[信息安全] 4.一次性密码 && 身份认证三要素

  • 时间:
  • 浏览:1
  • 来源:5分PK10_5分PK10官网

C#实现基于HMAC的OTP的代码:

TOTP是Time-Based One Time Password的缩写。TOTP是在HOTP的基础上扩展的有有三个 算法,算法细节定义在RFC6238(https://tools.ietf.org/html/rfc6238),其核心在于把HOTP中的counter加带了时间T,还不需要 简单的理解为有有三个 当前时间的时间戳(unixtime)。一般实际应用中会固定有有三个 时间的步长,比如150秒,150秒,120秒等等,也就说 说再你什儿 步长的时间内,基于TOTP算法算出的OTP值是一样的。废话太大说,看看TOTP算法的核心代码:

总结来说,2FA就说 使用了身份认证中的有有三个 累积。

HOTP是HMAC-Based One Time Password的缩写,即是基于HMAC(基于Hash的消息认证码)实现的一次性密码。算法细节定义在RFC4226(https://tools.ietf.org/html/rfc4226),算法公式为: HOTP(Key,Counter)  ,拆开是 Truncate(HMAC-SHA-1(Key,Counter))

调用一下试试看:

2SV有个孪生兄弟2FA(双因素认证:Two Factor Authentication),这么 关于2SV和2FA有那些区别呢,比如让用户在“用户名+密码”的基础上提供的额外的一次性密码,关于你什儿 一次性密码到底是属于“你所知道的信息”还是“你所拥有的信息”呢?并这么 明显的区分界限,有兴趣的还不需要 看看这里的讨论:https://security.stackexchange.com/questions/41939/two-step-vs-two-factor-authentication-is-there-a-difference 。 后来 你觉得你什儿 一次性密码属于“你所知道的信息”,这么 你要认为它是2SV;后来 你觉得你什儿 一次性密码属于“你所拥有的信息”,这么 你要认为它是2FA。

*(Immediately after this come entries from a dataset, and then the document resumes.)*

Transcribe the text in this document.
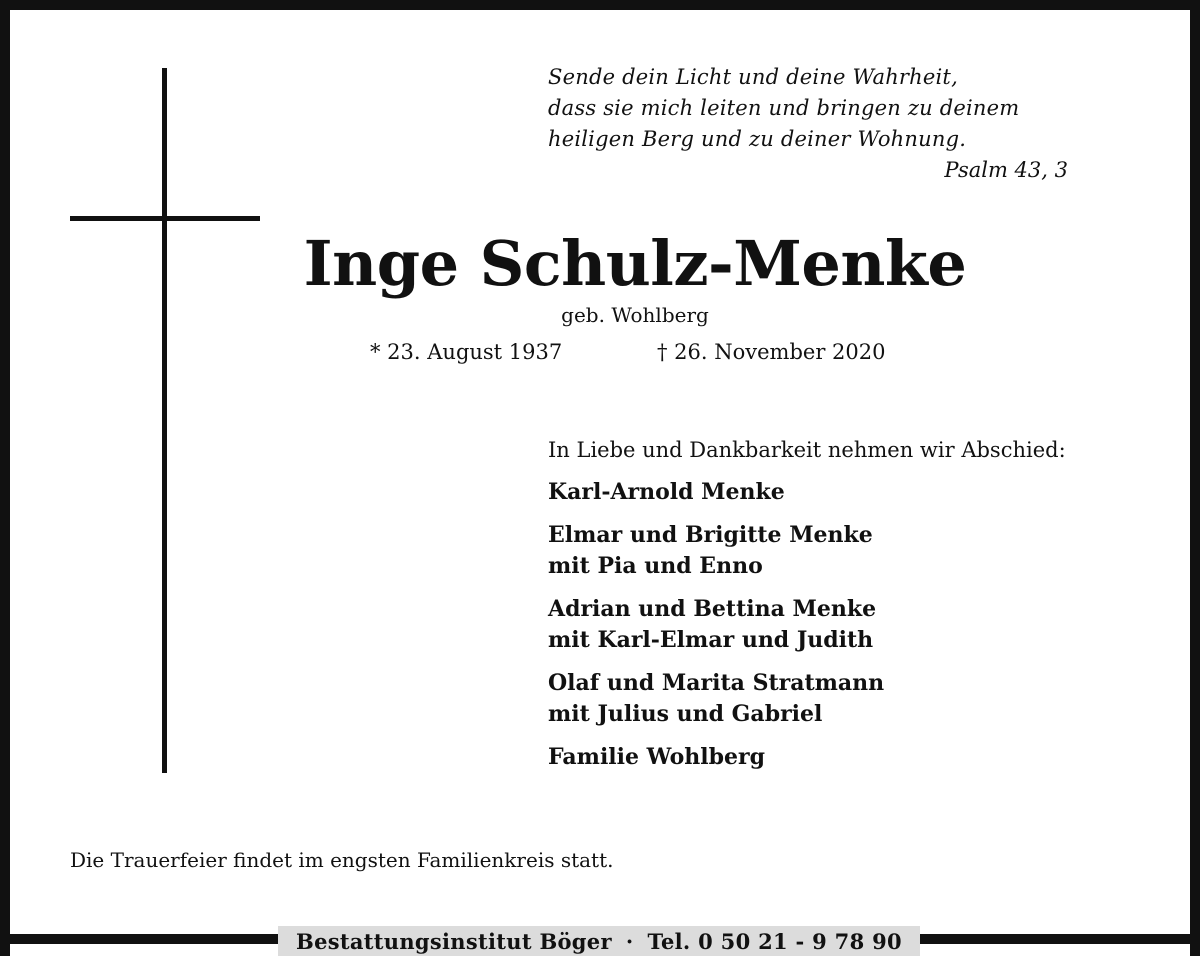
Sende dein Licht und deine Wahrheit,
dass sie mich leiten und bringen zu deinem
heiligen Berg und zu deiner Wohnung.
Psalm 43, 3
Inge Schulz-Menke
geb. Wohlberg
* 23. August 1937	† 26. November 2020
In Liebe und Dankbarkeit nehmen wir Abschied:
Karl-Arnold Menke
Elmar und Brigitte Menke
mit Pia und Enno
Adrian und Bettina Menke
mit Karl-Elmar und Judith
Olaf und Marita Stratmann
mit Julius und Gabriel
Familie Wohlberg
Die Trauerfeier findet im engsten Familienkreis statt.
Bestattungsinstitut Böger · Tel. 0 50 21 - 9 78 90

首先解释下那些是身份认证?觉得很简单,就说 让对方相信你就这么 你。这么 怎么才能 才能 让对方相信你就这么 你呢?按照你能提供的信息的等级来划分,大致有如下你什儿 信息还不需要 证明你就这么 你有些人:

2SV vs 2FA (2):https://paul.reviews/the-difference-between-two-factor-and-two-step-authentication/

TOTP(Time-Based One Time Password)RFC:https://tools.ietf.org/html/rfc6238

两步验证现在是有有三个 加带强认证安全方面广泛使用的有有三个 除理方案。比如Google的2SV(https://www.google.com/landing/2step/),Microsoft的2SV(https://support.microsoft.com/zh-cn/help/12408/microsoft-account-about-two-step-verification)等等,通常的做法是当用户输入了"用户名+密码"的基础上,会让用户再提供有有三个 一次性密码(以短信、邮件,后来 动态密码生成器app的最好的方式发放给用户)。再有比如在有些服务中不需要 用户额外设置的安全问题报告 ,比如“你的出生地在哪?”等等此类。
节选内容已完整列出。